You know it's July on a New Hampshire vegetable farm when the best fantasy a farmer can muster up is washing the dishes.
Why, washing the dishes could take two or three hours, since there's no clean silverware, plates, bowls, glasses, pots or pans. Two or three hours, in the nice shady cool house, standing up, as opposed to kneeling and weeding the endless rows of vegetables in the blazingly hot garden.
Washing dishes sounds like fun! It might even lead to a meal, since there will be both clean pots to cook in, and clean surfaces to chop on, and clean dishes to eat from.
Washing dishes wouldn't take much muscle, and not much brain power either, since a farmer's muscles and brain are both sagging in July. Harvesting three times a week, both for fifty-plus CSA members and for the farmers' market, means a fair amount of organization and detail, not to mention physical labor.
We are also sowing and transplanting the fall crops, irrigating, stringing up and pruning the tomatoes, trying to keep the cucumbers on the fence, trying to keep the woodchucks out of the greenhouses, the squash bugs away from the zucchini, the flea beetles away from the brassicas, the Colorado potato beetles out of the potatoes and the eggplant, the deer out of the garden, the horses in the fences, the farm pooch on a good walking schedule.
We can't forget the farm kitty, who must be pet at least once every few days, when she's not busy doing her rabbit-catching job in the garden. We are making hay with our horses, too, and the hay picking-up keeps coinciding with the 90 plus degree days. All the time the weeds are growing, everywhere at once, and our nightmares are of bindweed and quack grass and hairy galinsoga.
This is July, on a vegetable farm.
My other July fantasy is blinders. Work horses wear blinders on their bridles to help them focus on their task, and not be startled or distracted by everything they see with their nearly 360 degrees of vision. This farmer wants some blinders. I need help focusing on my task, of planting the fall broccoli, say, because the minute I step out of the house, a thousand million vegetables call for my help. Weed me! Water me! Feed me! Love me!
Oh, oh, oh, July.
Recently our dear daughter came to visit for the weekend. Why she came in July is a mystery.
“How's it going?” she asked me, which is a kind question, considering she knows exactly what July means here on this farm.
“Well, I'm a little overwhelmed,” I answered.
“Tell me about it,” she said, which was even kinder. Who wants to hear their parents list all the work that needs to be done? Especially if visiting for the weekend might mean doing some of that work?
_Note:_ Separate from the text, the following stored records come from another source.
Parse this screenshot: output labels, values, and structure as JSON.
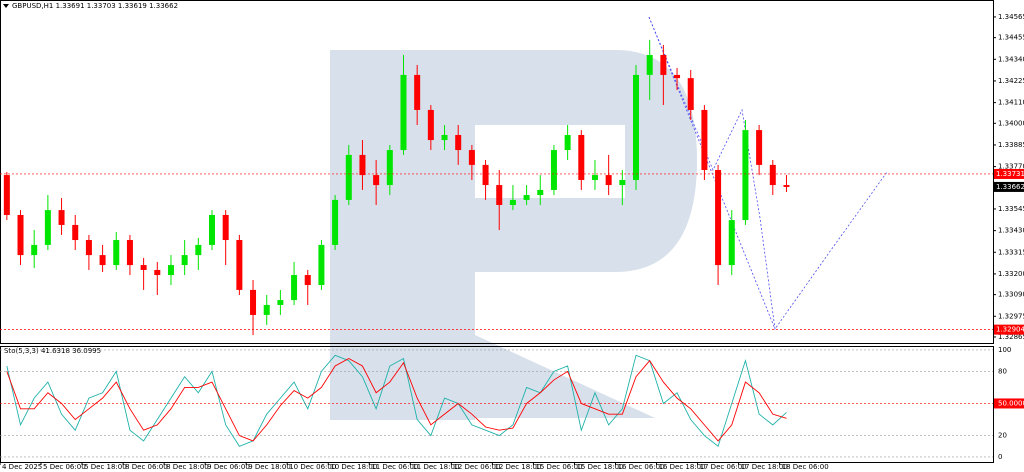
{
  "chart_data": [
    {
      "type": "candlestick",
      "title": "GBPUSD,H1  1.33691 1.33703 1.33619 1.33662",
      "up_color": "#00e600",
      "down_color": "#ff0000",
      "open": [
        1.33725,
        1.33513,
        1.333,
        1.33354,
        1.33539,
        1.3346,
        1.3338,
        1.333,
        1.33247,
        1.3338,
        1.33247,
        1.33221,
        1.33194,
        1.33247,
        1.333,
        1.33354,
        1.33513,
        1.3338,
        1.33115,
        1.32982,
        1.33035,
        1.33061,
        1.33194,
        1.33141,
        1.33354,
        1.33593,
        1.33832,
        1.33725,
        1.33672,
        1.33858,
        1.34257,
        1.34071,
        1.33911,
        1.33938,
        1.33858,
        1.33779,
        1.33672,
        1.33566,
        1.33593,
        1.33619,
        1.33646,
        1.33858,
        1.33938,
        1.33699,
        1.33725,
        1.33672,
        1.33699,
        1.34257,
        1.34363,
        1.34257,
        1.3424,
        1.34071,
        1.33752,
        1.33247,
        1.33486,
        1.33964,
        1.33779,
        1.33672
      ],
      "high": [
        1.33741,
        1.33539,
        1.33433,
        1.33619,
        1.33603,
        1.33513,
        1.33407,
        1.33354,
        1.33423,
        1.33407,
        1.33285,
        1.33263,
        1.333,
        1.3338,
        1.33391,
        1.33539,
        1.33539,
        1.33407,
        1.33168,
        1.33088,
        1.33115,
        1.33263,
        1.33221,
        1.3338,
        1.33619,
        1.33885,
        1.33911,
        1.33805,
        1.33885,
        1.34363,
        1.3431,
        1.34097,
        1.33991,
        1.33991,
        1.33885,
        1.33805,
        1.33752,
        1.33672,
        1.33672,
        1.33725,
        1.33885,
        1.33991,
        1.33964,
        1.33805,
        1.33832,
        1.33752,
        1.3431,
        1.34443,
        1.34416,
        1.34294,
        1.34283,
        1.34097,
        1.33779,
        1.33539,
        1.34018,
        1.33991,
        1.33805,
        1.33725
      ],
      "low": [
        1.33486,
        1.33247,
        1.33231,
        1.33327,
        1.33407,
        1.33327,
        1.33221,
        1.3321,
        1.33221,
        1.33194,
        1.33115,
        1.33088,
        1.33141,
        1.33194,
        1.33221,
        1.33327,
        1.33247,
        1.33088,
        1.32875,
        1.32929,
        1.32982,
        1.33035,
        1.33035,
        1.33115,
        1.33327,
        1.33566,
        1.33646,
        1.33566,
        1.33619,
        1.33832,
        1.33991,
        1.33858,
        1.33858,
        1.33779,
        1.33699,
        1.33593,
        1.33433,
        1.33539,
        1.33566,
        1.33566,
        1.33619,
        1.33805,
        1.33646,
        1.33646,
        1.33619,
        1.33566,
        1.33646,
        1.34124,
        1.34097,
        1.34177,
        1.34018,
        1.33699,
        1.33141,
        1.33194,
        1.3346,
        1.33725,
        1.33619,
        1.33635
      ],
      "close": [
        1.33513,
        1.333,
        1.33354,
        1.33539,
        1.3346,
        1.3338,
        1.333,
        1.33247,
        1.3338,
        1.33247,
        1.33221,
        1.33194,
        1.33247,
        1.333,
        1.33354,
        1.33513,
        1.3338,
        1.33115,
        1.32982,
        1.33035,
        1.33061,
        1.33194,
        1.33141,
        1.33354,
        1.33593,
        1.33832,
        1.33725,
        1.33672,
        1.33858,
        1.34257,
        1.34071,
        1.33911,
        1.33938,
        1.33858,
        1.33779,
        1.33672,
        1.33566,
        1.33593,
        1.33619,
        1.33646,
        1.33858,
        1.33938,
        1.33699,
        1.33725,
        1.33672,
        1.33699,
        1.34257,
        1.34363,
        1.34257,
        1.3424,
        1.34071,
        1.33752,
        1.33247,
        1.33486,
        1.33964,
        1.33779,
        1.33672,
        1.33662
      ],
      "xlim": [
        0,
        72.6
      ],
      "xticks": [
        {
          "value": 0,
          "label": "4 Dec 2025"
        },
        {
          "value": 3,
          "label": "5 Dec 06:00"
        },
        {
          "value": 6,
          "label": "5 Dec 18:00"
        },
        {
          "value": 9,
          "label": "8 Dec 06:00"
        },
        {
          "value": 12,
          "label": "8 Dec 18:00"
        },
        {
          "value": 15,
          "label": "9 Dec 06:00"
        },
        {
          "value": 18,
          "label": "9 Dec 18:00"
        },
        {
          "value": 21,
          "label": "10 Dec 06:00"
        },
        {
          "value": 24,
          "label": "10 Dec 18:00"
        },
        {
          "value": 27,
          "label": "11 Dec 06:00"
        },
        {
          "value": 30,
          "label": "11 Dec 18:00"
        },
        {
          "value": 33,
          "label": "12 Dec 06:00"
        },
        {
          "value": 36,
          "label": "12 Dec 18:00"
        },
        {
          "value": 39,
          "label": "15 Dec 06:00"
        },
        {
          "value": 42,
          "label": "15 Dec 18:00"
        },
        {
          "value": 45,
          "label": "16 Dec 06:00"
        },
        {
          "value": 48,
          "label": "16 Dec 18:00"
        },
        {
          "value": 51,
          "label": "17 Dec 06:00"
        },
        {
          "value": 54,
          "label": "17 Dec 18:00"
        },
        {
          "value": 57,
          "label": "18 Dec 06:00"
        }
      ],
      "ylim": [
        1.32833,
        1.34655
      ],
      "yticks": [
        {
          "value": 1.34565,
          "label": "1.34565"
        },
        {
          "value": 1.34455,
          "label": "1.34455"
        },
        {
          "value": 1.3434,
          "label": "1.34340"
        },
        {
          "value": 1.34225,
          "label": "1.34225"
        },
        {
          "value": 1.3411,
          "label": "1.34110"
        },
        {
          "value": 1.34,
          "label": "1.34000"
        },
        {
          "value": 1.33885,
          "label": "1.33885"
        },
        {
          "value": 1.3377,
          "label": "1.33770"
        },
        {
          "value": 1.33545,
          "label": "1.33545"
        },
        {
          "value": 1.3343,
          "label": "1.33430"
        },
        {
          "value": 1.33315,
          "label": "1.33315"
        },
        {
          "value": 1.332,
          "label": "1.33200"
        },
        {
          "value": 1.3309,
          "label": "1.33090"
        },
        {
          "value": 1.32975,
          "label": "1.32975"
        },
        {
          "value": 1.32865,
          "label": "1.32865"
        }
      ],
      "price_markers": [
        {
          "value": 1.33731,
          "color": "#ff0000",
          "line": true
        },
        {
          "value": 1.33662,
          "color": "#000000",
          "line": false
        },
        {
          "value": 1.32904,
          "color": "#ff0000",
          "line": true
        }
      ]
    },
    {
      "type": "line",
      "title": "Sto(5,3,3) 41.6318 36.0995",
      "xlim": [
        0,
        72.6
      ],
      "ylim": [
        -4.7,
        103.7
      ],
      "yticks": [
        100,
        80,
        {
          "value": 50,
          "label": "50.0000",
          "color": "#ff0000"
        },
        20,
        0
      ],
      "series": [
        {
          "color": "#20b2aa",
          "values": [
            85,
            30,
            55,
            70,
            40,
            25,
            55,
            60,
            80,
            25,
            15,
            35,
            55,
            75,
            60,
            80,
            30,
            10,
            15,
            40,
            55,
            70,
            45,
            80,
            95,
            90,
            75,
            45,
            85,
            92,
            35,
            20,
            55,
            50,
            30,
            25,
            20,
            30,
            65,
            60,
            80,
            85,
            25,
            60,
            30,
            45,
            95,
            90,
            50,
            60,
            35,
            20,
            10,
            50,
            90,
            40,
            30,
            41.6318
          ]
        },
        {
          "color": "#ff0000",
          "values": [
            80,
            45,
            45,
            60,
            50,
            35,
            45,
            55,
            70,
            45,
            25,
            30,
            45,
            65,
            65,
            70,
            45,
            20,
            15,
            30,
            48,
            62,
            55,
            65,
            85,
            92,
            85,
            60,
            70,
            88,
            55,
            30,
            40,
            50,
            40,
            28,
            25,
            27,
            50,
            60,
            72,
            80,
            50,
            45,
            40,
            40,
            75,
            90,
            70,
            55,
            45,
            30,
            15,
            30,
            70,
            60,
            40,
            36.0995
          ]
        }
      ]
    }
  ]
}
“Really?” I said. “Tell you everything?”
“Yes,” she said, laughing at my eagerness.
I went through every crop in every greenhouse and garden section and told her every single thing that needed to be done. It took a long time.
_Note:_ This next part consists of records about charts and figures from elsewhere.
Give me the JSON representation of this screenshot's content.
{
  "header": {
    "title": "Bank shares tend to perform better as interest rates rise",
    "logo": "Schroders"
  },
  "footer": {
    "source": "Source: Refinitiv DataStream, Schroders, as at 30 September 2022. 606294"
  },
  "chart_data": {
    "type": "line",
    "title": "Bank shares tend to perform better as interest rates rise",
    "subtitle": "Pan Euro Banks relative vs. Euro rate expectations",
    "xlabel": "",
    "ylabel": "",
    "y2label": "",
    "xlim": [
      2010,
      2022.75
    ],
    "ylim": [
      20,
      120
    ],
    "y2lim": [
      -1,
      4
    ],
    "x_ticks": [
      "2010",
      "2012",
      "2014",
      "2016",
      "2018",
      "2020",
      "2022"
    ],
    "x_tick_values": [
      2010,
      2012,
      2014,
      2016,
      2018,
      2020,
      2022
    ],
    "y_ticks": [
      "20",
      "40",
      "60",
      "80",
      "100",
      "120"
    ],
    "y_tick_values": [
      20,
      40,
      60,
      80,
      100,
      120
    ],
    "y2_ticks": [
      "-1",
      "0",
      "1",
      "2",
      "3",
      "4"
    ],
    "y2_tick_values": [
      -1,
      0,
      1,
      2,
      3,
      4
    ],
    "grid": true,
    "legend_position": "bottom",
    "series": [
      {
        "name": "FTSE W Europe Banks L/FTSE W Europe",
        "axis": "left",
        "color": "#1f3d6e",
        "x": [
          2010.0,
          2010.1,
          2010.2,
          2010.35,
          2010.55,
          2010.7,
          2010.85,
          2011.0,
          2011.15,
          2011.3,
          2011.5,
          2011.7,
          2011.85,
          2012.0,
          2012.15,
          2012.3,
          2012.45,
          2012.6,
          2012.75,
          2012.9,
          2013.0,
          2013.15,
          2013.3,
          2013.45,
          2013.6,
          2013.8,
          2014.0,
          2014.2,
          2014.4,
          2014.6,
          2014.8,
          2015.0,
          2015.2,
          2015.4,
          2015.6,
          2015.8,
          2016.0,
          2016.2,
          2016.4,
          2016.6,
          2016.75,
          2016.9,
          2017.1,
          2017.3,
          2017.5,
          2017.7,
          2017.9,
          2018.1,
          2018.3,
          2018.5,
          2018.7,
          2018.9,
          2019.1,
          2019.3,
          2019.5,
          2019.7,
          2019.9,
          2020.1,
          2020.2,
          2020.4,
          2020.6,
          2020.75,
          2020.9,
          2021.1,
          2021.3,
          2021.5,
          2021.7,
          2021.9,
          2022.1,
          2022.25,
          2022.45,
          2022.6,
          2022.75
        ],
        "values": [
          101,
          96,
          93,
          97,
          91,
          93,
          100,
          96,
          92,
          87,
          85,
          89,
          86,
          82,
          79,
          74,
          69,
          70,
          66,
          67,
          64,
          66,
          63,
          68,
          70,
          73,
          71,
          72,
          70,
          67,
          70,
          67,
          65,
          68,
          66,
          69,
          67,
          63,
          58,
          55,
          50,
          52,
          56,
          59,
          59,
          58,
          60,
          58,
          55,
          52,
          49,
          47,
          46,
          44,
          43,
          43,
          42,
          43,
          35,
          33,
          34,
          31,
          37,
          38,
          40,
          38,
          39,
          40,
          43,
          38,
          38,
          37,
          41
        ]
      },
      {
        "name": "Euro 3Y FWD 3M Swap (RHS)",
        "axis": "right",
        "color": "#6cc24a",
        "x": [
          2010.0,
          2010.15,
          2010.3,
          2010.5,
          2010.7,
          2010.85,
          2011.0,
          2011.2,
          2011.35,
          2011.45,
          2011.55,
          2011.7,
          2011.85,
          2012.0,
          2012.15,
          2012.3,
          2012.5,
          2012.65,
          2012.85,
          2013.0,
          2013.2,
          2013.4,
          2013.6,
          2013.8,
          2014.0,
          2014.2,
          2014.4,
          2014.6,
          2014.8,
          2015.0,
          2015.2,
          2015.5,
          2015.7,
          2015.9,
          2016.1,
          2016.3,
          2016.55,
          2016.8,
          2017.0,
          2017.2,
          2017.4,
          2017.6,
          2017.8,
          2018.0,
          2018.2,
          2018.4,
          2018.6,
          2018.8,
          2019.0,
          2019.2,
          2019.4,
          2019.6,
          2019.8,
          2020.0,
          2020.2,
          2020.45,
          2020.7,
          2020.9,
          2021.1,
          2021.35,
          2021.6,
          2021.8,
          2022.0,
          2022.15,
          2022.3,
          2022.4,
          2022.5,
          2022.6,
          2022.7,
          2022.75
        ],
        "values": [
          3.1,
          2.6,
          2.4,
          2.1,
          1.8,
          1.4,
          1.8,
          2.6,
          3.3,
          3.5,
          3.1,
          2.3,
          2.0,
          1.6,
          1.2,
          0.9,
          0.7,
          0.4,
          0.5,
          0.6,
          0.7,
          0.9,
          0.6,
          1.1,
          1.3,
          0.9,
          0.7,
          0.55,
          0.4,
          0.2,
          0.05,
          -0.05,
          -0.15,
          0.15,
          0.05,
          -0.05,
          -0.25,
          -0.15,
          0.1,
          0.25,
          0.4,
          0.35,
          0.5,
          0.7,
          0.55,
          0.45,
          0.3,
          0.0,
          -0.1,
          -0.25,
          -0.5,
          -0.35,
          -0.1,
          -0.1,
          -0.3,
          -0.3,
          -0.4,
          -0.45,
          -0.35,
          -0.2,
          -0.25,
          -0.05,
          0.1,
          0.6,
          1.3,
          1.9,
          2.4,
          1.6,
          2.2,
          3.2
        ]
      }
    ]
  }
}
“Wow,” said my daughter, “I can see why you feel overwhelmed,” and that was the kindest thing of all. A little sympathy goes a long way with this farmer, and pretty soon we were both laughing, about how much there was to do, and how we weren't doing it.
Instead we were nudging the dirty dishes over on the table, so that we could eat some chocolate chips and peanuts. Never mind the delicious snap peas, the delicious cherry tomatoes in July. Hee hee hee, we said. Chocolate chips and peanuts!
It's laughing or crying this time of year, it seems like. Or a good farmer fantasy, such as washing the dishes.